調整後営業利益は 925億円(同 11.4%減)と、前年を下回っています。
- 北米のOEM事業やオセアニアでの販売減少が響きました。
- 米国での関税支払いや、将来に向けた成長投資のコストが増えました。
- 一方で、欧州やアジアでは自社独自の販売ルートが堅調に推移しました。
- 世界的な販売価格の引き上げにより、コスト増を一定程度カバーしています。
- 為替の影響を除いた実質ベースでは、売上は増収を確保しました。
業績推移(通期)
セグメント別動向
- 建設機械ビジネス: 売上 8,818億円(前年同期比 2.0%減)、利益 849億円(同 9.9%減)。
欧州やアジアは好調でしたが、米国関税や円高、地域ごとの売れ筋の変化がマイナスに出ました。

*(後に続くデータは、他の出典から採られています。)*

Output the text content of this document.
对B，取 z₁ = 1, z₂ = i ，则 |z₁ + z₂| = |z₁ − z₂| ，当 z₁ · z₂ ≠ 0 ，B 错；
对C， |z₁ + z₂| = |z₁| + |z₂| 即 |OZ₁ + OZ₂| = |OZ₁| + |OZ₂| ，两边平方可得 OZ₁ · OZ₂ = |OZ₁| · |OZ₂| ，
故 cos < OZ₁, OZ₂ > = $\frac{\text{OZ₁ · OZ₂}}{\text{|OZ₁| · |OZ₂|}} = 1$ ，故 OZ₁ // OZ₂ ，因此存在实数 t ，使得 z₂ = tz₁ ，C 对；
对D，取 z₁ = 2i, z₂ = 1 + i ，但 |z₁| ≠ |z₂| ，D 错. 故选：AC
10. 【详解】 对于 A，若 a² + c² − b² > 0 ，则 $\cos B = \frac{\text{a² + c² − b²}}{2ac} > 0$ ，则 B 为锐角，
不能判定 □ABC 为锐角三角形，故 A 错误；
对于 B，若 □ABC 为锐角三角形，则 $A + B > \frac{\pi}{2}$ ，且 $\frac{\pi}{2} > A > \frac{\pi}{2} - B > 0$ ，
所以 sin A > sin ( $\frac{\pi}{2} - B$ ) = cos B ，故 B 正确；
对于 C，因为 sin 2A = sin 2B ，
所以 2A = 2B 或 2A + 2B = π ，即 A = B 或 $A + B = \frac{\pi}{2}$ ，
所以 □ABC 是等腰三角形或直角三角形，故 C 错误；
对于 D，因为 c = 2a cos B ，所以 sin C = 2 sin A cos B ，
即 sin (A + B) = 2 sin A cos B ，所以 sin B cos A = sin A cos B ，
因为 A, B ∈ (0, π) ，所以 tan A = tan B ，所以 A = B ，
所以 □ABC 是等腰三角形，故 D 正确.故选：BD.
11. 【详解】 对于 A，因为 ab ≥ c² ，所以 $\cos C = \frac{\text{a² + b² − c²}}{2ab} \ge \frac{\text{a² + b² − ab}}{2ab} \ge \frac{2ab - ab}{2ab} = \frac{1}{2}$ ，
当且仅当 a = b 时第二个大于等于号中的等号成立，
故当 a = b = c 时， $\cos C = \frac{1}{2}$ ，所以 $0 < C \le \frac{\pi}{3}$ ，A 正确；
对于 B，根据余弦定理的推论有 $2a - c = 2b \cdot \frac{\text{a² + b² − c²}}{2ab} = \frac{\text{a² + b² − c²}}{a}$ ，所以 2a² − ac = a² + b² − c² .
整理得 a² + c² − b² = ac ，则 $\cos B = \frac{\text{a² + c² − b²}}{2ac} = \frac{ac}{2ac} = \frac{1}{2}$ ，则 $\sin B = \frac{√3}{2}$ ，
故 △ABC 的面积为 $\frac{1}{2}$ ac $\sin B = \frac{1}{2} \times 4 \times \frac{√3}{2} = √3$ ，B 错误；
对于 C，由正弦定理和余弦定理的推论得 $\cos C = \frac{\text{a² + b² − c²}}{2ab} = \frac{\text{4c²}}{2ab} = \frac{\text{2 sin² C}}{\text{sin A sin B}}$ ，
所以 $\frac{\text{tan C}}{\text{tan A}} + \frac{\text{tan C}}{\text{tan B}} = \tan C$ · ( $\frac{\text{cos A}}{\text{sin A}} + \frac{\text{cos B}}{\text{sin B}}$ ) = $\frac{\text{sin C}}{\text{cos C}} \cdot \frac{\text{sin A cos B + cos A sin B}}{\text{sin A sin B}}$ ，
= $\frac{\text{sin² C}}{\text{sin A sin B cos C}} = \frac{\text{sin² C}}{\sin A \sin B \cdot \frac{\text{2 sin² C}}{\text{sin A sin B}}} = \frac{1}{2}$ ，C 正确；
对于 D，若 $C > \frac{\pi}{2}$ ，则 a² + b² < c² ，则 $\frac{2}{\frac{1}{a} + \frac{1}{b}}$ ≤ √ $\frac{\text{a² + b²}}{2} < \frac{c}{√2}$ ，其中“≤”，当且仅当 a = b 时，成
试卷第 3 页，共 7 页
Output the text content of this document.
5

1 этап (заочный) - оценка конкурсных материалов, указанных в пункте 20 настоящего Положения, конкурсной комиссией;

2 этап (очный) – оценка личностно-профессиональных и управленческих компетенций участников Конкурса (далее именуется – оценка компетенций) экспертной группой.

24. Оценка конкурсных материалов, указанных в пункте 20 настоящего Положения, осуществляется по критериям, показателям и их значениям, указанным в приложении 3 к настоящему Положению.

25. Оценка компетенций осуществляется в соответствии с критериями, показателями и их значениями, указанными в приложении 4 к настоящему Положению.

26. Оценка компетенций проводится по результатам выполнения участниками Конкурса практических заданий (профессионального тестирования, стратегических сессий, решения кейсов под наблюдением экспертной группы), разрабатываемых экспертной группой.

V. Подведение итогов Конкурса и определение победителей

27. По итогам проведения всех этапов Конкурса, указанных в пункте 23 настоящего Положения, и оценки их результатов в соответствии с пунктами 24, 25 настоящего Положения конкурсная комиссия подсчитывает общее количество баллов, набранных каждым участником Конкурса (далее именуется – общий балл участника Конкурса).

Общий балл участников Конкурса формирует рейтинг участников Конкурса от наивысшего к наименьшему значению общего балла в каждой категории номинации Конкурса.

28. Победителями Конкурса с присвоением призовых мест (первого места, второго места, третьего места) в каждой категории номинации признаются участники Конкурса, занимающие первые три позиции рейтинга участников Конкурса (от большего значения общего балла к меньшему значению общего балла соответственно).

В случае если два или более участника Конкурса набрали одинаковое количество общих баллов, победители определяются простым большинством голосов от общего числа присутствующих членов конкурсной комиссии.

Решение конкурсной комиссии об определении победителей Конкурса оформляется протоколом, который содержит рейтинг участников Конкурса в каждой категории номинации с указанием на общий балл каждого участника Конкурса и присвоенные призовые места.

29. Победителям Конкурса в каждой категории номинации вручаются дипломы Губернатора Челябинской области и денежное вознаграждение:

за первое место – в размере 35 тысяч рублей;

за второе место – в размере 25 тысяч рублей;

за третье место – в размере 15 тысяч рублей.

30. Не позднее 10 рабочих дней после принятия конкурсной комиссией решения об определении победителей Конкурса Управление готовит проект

- スペシャライズド・パーツ・サービス: 売上 1,037億円(前年同期比 6.0%増)、利益 76億円(同 24.8%減)。
米国企業の買収効果で売上は増えましたが、競争激化や主要顧客の投資抑制で利益は落ちました。
| セグメント | 売上高 | 構成比 | 営業利益 | 営業利益率 |
|---|---|---|---|---|
| 建設機械ビジネス | 8,819億円 | 90% | 850億円 | 9.6% |
| スペシャライズド・パーツ・サービスビジネス | 1,037億円 | 11% | 76億円 | 7.4% |
財務状況と資本政策
総資産は前期末より 629億円 増え、1兆8,539億円 となりました。
在庫(棚卸資産)が増えたことが主な要因です。
- 自己資本比率は 47.0% と、前期末の 45.2% から改善しました。
- 年間配当は1株当たり 175円 の予想を据え置いています。
- 営業キャッシュ・フローは前年より増え、現金を生む力は安定しています。
通期見通しと戦略トピック
通期の業績予想を上方修正しました。
売上収益を 1兆3,700億円(前回比 +500億円)、調整後営業利益を 1,370億円(同 +50億円)に見直しています。
- アジアや北米での油圧ショベル需要が、当初の想定を超えて好調なためです。
- 2027年4月には、社名を「ランドクロス株式会社」へ変更することを発表しました。
- 日立製作所グループから独立し、独自のブランドで世界成長を目指す姿勢を鮮明にしています。
リスクと課題
- 米国の関税政策が継続的なコスト負担となるリスクがあります。
- 石炭や鉄鉱石などの資源価格が低迷しており、マイニング機械の需要に影響する恐れがあります。
- 為替レートが想定より円高に振れた場合、利益を押し下げる要因となります。
今回の決算は、表面上の数値こそ「減益」ですが、内容は決して悪くありません。特に、北米でのOEM(相手先ブランド生産)から自社直販への切り替えという構造改革の過渡期にある中で、通期予想を上方修正できた点は評価できます。
注目すべきは2027年の社名変更です。「日立」の名を外すことで、より機動的な経営やM&A、提携が可能になります。投資家にとっては、日立ブランドの安心感がなくなる懸念よりも、独立したグローバルメーカーとしての成長スピードの加速に期待が集まりそうです。
就活生にとっては、古い大企業のイメージを脱ぎ捨て、新しいブランド「ランドクロス」を自ら作り上げていくフェーズに携われる点が、非常に刺激的な環境と言えるでしょう。